I think at this point it is generally accepted that A12 has higher IPC than Skylake on most scalar code. High end Skylake models may still have higher overall single threaded performance than any A12 because they run at a higher frequency than the fastest A12s.
Processor architects will tell you (even if you didn’t ask) that you can’t compare designs on the basis of IPC alone, because higher frequency designs may sacrifice IPC to get there, so you can’t really talk about an “A12 running at 5 GHz” because such a thing may not be possible (it would require a different design).
A typical approach is to calibrate based on a measurement with a known timing. I usually use a series of dependent adds or a series of stores. Dependent adds take 1 cycle each, so by timing a long string of those you can calculate CPU frequency. Stores are similar: running at one per cycle (in L1) on recent Intel CPUs, but I think the A12 can do 2 per cycle! In any case, adds are probably easier: you’ll immediately see if you get a reasonable result or not. In my experience this technique done carefully gives you a very accurate calibration (i.e., far better than 1%) – able to even measure temperature related drift in clock timing!
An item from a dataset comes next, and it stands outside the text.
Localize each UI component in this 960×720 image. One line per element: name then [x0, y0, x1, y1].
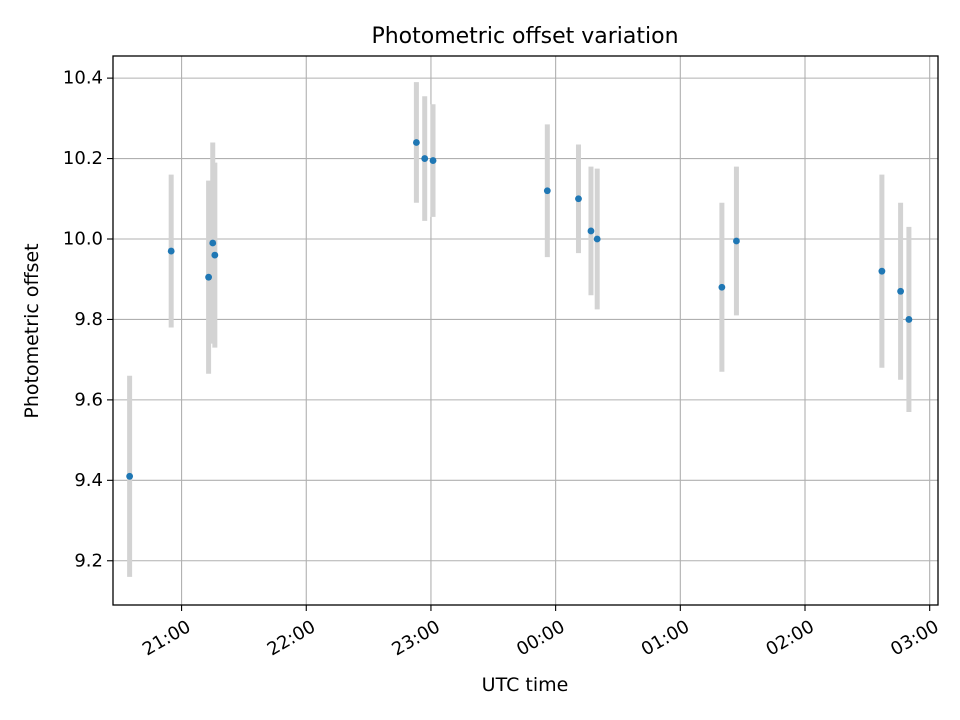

An iPad is a better target than an iPhone since it suffers less thermal throttling. Maybe put it in the freezer first :).
I would also be an interesting exercise, but my impression is the A12 is way ahead of the pack here.
Well… I wasn’t planning on building servers out of A12 chips… yet.
Yes. I’ll do so in a later revision of this test.
I doubt that my benchmark is intensive enough to get in trouble with respect to heat to the point where using a freezer is warranted. It lasts a very short time (but long enough to trigger the big cores).